Niente dunque mancò alla natura umana, assunta dal Verbo di Dio; in verità egli la possedette senza alcuna diminuzione, senza alcuna alterazione, tanto nei suoi elementi costitutivi spirituali quanto in quelli corporali, vale a dire: dotata di intelligenza e di volontà e delle altre facoltà conoscitive interne ed esterne; dotata parimenti delle potenze affettive e sensitive e di tutte le loro naturali passioni.
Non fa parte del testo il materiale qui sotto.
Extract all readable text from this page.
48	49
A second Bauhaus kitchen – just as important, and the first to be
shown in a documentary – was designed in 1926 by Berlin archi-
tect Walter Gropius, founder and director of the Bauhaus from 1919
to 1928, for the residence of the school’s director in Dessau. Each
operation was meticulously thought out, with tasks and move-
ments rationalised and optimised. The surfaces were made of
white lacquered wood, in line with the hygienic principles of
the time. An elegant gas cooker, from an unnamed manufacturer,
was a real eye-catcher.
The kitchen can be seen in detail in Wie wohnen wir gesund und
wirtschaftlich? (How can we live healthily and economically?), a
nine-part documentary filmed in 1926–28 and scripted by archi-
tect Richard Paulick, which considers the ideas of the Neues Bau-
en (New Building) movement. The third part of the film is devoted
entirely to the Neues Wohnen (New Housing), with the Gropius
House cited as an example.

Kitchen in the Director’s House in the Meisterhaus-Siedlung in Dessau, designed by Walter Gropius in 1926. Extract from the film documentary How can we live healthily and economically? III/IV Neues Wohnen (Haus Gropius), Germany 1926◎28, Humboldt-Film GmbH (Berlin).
È questo l'insegnamento della chiesa cattolica, sanzionato e solennemente confermato dai romani pontefici e dai concili ecumenici: "Integro nelle sue proprietà, integro nelle nostre".10
"Perfetto nella divinità e perfetto nell'umanità".11
"Tutto Dio ( s'è fatto ) uomo, e tutto l'uomo ( sussiste in ) Dio".12
Non essendovi alcun dubbio che Gesù Cristo abbia posseduto un vero corpo umano, dotato di tutti i sentimenti che gli sono propri, tra i quali ha chiaramente il primato l'amore, è altresì verissimo che egli fu provvisto di un cuore fisico in tutto simile al nostro, non essendo possibile che la vita umana, priva di questo eccellentissimo membro dei corpo, abbia la sua connaturale attività affettiva.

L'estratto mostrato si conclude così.